Continuous cochains on Furstenberg boundaries and injectivity of the comparison map
Michelle Bucher, Alessio Savini
TL;DR
The paper advances boundary realizations of (bounded) cohomology for connected semisimple groups by showing that cohomology classes can be represented by cocycles continuous on generic boundary tuples, and establishes an isomorphism between continuous bounded alternating boundary cohomology and its measurable counterpart. A continuous (and a bounded) bicomplex built from $G$-actions on $G/P$ and generic tuples, together with a $G$-equivariant barycenter map, yields vanishing of higher columns in the spectral sequence and identifies the boundary realization with the standard cohomology. These methods enable injectivity results for the comparison map in low degrees: in particular, injectivity in degree $3$ for $G=\mathrm{Isom}^\circ(\mathbb{H}^n_{\mathbb{C}})$ and in degree $4$ for $G=\mathrm{Isom}^\circ(\mathbb{H}^n_{\mathbb{R}})$ with $n\ge 2$, extending known low-degree injectivity results.
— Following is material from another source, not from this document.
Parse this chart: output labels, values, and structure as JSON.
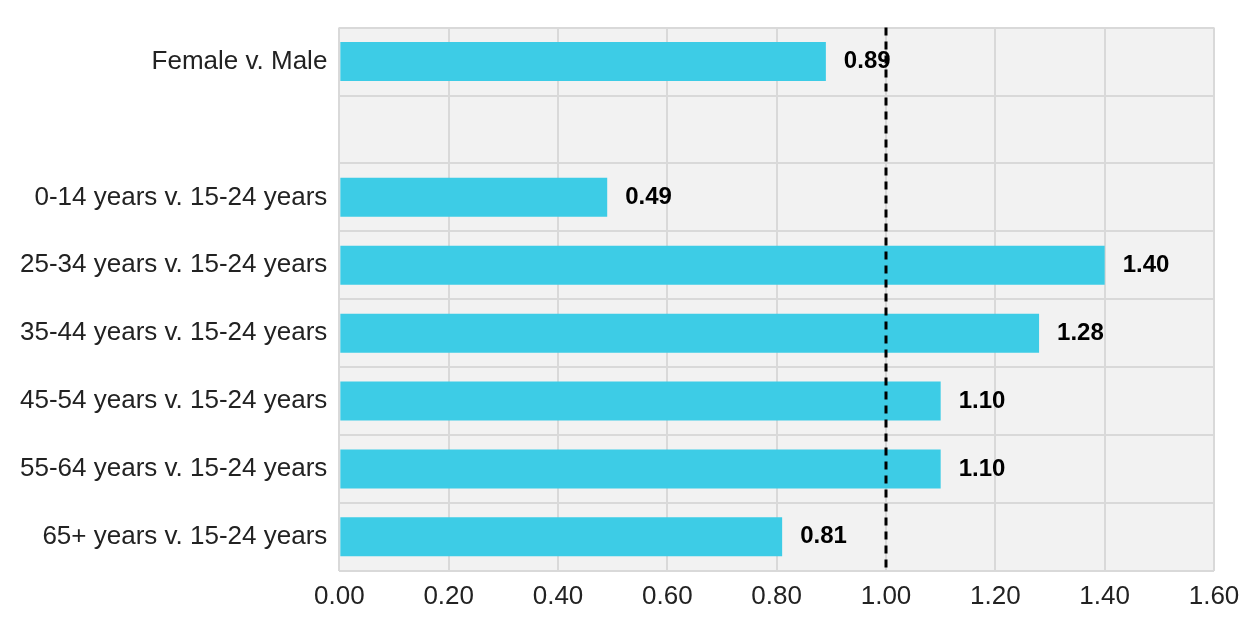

The results sharpen our understanding of rigidity phenomena in low-degree cohomology and provide elementary proofs in rank-one real/complex hyperbolic settings, complementing prior PDE-based approaches.
Abstract
Monod proved that any continuous cohomology of a semisimple Lie group $G$ can be represented by a measurable cocycle on the associated Furstenberg boundary, which we upgraded to an alternating cocycle. In the current paper we improve that result by showing that we can actually take a representing cocycle which is continuous on an explicit subset of generic tuples. We give an analogous result in the case of bounded cohomology. Finally, we exploit this characterization to prove the injectivity of the comparison map in degree $3$ for $\mathrm{Isom}^\circ(\mathbb{H}_{\mathbb{C}}^n)$, when $n \geq 2$, and in degree $4$ for $\mathrm{Isom}^\circ(\mathbb{H}^n_{\mathbb{R}})$, when $n \geq 2$.